Azure / azure-storage-azcopy

The new Azure Storage data transfer utility - AzCopy v10
MIT License
602 stars 217 forks source link

azcopy sync does not follow symlinks #718

Open ipepe opened 4 years ago

ipepe commented 4 years ago

Which version of the AzCopy was used?

10.3.1

Which platform are you using? (ex: Windows, Mac, Linux)

Docker container (Mac/Linux) FROM microsoft/dotnet:latest

What command did you run?

azcopy sync /source http://redacted?SASKEY

What problem was encountered?

INFO: Skipping over symlink at /source/redacted because --follow-symlinks is false

How can we reproduce the problem in the simplest way?

Not sure yet. Will try to prepare repository.

Have you found a mitigation/solution?

No. I have tried adding --follow-symlinks but it says that flag is unknown.

ipepe commented 4 years ago

Could it be related to #473 ?

JohnRusk commented 4 years ago

473 was the incorrect processing of symlinks. That code is now fixed, but its only used in copy, not sync. The follow-symlinks flag is not currently supported for sync.

@zezha-msft may be able to comment on whether it is expected to be added for sync one day.

zezha-msft commented 4 years ago

Hi @ipepe, symbolic links are not yet supported for the sync command, as we have to clarify the round-trip story first, e.g. if the user syncs back from remote to local, how should the files be treated.

zezha-msft commented 4 years ago

@ipepe perhaps you could share some insights with us? What are your expectations for the round-trip scenario?

ipepe commented 4 years ago

Huh. I'm not sure. My goal with using azcopy was for my offsite backup. Good backup tool should be able to recover from on-site failure. But here's a problem, because data I backup is from docker containers and I treat them like black boxes so I don't know what's inside and how that data is structured.

Edit: One of these docker containers with a lot of symlinks is gitlab. You could just take approach to upload data folder from gitlab container and download it back and that container should work (with a little minor detail that gitlab has constant file permission problems).

zezha-msft commented 4 years ago

Hi @ipepe, so when we download the data back, it's ok to not recreate the symbolic links, right?

ipepe commented 4 years ago

In perfect world, the data sent, should be same as data received. I understand that complexity of this technical challenge can be hard if not impossible to overcome. I personally will archive all my data first using tar, and then send it through azcopy to keep my data in check. I sacrifice a lot but by doing this I'm sure that once I need that data back I will get exactly what I sent.

zezha-msft commented 4 years ago

Thanks @ipepe for the insights, I'll bring this feature request to our PM.
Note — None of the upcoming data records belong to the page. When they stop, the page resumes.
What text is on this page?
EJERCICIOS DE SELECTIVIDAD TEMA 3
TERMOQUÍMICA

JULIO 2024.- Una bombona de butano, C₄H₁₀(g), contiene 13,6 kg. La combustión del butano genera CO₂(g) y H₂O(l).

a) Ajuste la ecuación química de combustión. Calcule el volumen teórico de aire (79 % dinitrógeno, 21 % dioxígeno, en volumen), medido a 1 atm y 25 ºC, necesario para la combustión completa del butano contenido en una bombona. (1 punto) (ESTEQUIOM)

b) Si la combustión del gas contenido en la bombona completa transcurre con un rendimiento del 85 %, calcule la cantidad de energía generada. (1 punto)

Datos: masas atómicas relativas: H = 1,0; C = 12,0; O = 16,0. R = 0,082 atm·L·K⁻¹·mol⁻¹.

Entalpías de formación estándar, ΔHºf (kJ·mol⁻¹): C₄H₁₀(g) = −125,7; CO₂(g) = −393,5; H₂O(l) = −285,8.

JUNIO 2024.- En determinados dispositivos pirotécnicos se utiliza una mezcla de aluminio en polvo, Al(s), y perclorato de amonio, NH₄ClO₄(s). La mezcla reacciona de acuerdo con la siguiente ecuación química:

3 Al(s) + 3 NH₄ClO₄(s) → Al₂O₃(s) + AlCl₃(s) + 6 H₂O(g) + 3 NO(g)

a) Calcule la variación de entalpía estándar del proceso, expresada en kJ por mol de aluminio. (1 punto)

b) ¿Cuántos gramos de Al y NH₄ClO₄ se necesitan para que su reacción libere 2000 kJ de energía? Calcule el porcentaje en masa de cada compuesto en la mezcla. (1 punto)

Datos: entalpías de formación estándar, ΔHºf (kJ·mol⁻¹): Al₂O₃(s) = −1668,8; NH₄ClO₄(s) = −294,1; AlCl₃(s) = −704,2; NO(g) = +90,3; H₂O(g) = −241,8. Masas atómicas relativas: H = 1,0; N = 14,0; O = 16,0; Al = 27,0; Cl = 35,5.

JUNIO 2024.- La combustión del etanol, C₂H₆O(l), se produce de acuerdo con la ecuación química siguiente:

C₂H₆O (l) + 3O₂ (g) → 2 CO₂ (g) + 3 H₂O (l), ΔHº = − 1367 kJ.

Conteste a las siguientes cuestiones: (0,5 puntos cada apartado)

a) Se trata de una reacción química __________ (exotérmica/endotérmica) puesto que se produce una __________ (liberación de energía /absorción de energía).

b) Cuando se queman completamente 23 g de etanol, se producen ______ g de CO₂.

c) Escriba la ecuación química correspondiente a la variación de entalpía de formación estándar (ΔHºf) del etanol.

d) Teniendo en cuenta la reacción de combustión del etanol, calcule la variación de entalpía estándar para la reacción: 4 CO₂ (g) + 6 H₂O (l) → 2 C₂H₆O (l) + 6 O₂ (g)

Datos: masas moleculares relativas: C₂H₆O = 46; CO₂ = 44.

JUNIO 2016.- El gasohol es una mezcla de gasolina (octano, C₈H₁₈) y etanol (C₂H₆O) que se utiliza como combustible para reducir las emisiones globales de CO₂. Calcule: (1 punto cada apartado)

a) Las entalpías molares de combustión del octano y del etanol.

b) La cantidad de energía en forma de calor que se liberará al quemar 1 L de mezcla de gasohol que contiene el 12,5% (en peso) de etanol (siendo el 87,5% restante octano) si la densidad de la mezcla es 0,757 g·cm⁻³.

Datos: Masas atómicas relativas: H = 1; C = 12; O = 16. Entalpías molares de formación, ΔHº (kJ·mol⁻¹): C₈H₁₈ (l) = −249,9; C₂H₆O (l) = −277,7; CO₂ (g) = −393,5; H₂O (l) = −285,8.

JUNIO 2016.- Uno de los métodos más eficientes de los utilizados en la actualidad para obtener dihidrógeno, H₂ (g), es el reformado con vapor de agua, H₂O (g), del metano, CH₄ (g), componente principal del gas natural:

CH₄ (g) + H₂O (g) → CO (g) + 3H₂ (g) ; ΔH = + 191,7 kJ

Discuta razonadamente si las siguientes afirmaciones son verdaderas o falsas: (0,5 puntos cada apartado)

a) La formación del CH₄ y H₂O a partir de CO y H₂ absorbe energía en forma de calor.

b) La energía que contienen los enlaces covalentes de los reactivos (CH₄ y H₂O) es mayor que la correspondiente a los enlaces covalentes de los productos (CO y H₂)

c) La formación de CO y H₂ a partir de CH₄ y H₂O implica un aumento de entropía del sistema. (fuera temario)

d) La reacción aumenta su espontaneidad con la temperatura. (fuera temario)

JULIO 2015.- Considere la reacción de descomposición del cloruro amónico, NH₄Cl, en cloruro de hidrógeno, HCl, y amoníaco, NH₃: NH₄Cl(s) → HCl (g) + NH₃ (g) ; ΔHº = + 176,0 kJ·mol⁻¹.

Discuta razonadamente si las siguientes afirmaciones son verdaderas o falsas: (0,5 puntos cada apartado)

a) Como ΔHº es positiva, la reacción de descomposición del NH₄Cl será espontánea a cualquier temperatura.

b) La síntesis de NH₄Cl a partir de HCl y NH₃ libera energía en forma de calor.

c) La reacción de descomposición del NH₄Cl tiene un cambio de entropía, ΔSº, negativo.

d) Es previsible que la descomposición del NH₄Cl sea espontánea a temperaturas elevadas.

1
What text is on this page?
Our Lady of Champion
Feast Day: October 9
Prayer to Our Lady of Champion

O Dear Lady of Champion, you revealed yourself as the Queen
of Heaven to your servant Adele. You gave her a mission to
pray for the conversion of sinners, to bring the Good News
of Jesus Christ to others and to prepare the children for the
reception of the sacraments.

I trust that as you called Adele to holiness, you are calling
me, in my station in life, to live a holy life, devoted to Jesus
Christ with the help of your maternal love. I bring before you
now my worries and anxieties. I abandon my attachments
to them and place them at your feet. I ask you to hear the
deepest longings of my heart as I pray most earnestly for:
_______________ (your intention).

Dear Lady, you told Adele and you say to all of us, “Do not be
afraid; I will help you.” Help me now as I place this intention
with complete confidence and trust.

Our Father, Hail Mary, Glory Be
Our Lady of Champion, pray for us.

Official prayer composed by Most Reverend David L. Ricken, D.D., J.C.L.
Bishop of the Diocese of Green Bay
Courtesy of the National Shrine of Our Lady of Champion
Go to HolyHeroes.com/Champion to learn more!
adreed-msft commented 4 years ago

Right, copy has --follow-symlinks but not Sync.

So, partly this is an issue with our error messages, and this is also somewhat an issue with Sync. @zezha-msft this should just be a case of adding the flag to sync, since it exists within the enumerators. I left this as a TODO during the copy refactoring.

adreed-msft commented 4 years ago

That, and testing.

gar1t commented 3 years ago

The lack of symmetry here is surprising and I would have classified this as a bug rather than a missing feature. That someone (above) is tarring files with sync suggests that sync is broken.

EraYaN commented 1 year ago

For our use case (publishing local files to Azure Files periodically), just following symlinks would be good enough, without a round trip story. Especially when symlinks point to outside the directory structure that is being synced (as a "view" of a much larger filesystem for example).

Currently we use rsync --copy-links the man page gives this: --copy-links transform symlink into referent file/dir and that also does not have a round trip story.

ld0614 commented 3 weeks ago

Any update on this feature request? I have a (Windows) mount point which I would like to be able to copy data from. Ideally I'd like the mount point to simply be considered as a directory so that I could reverse the sync and copy back into a mount point but thats less important as there are other ways to get the data back.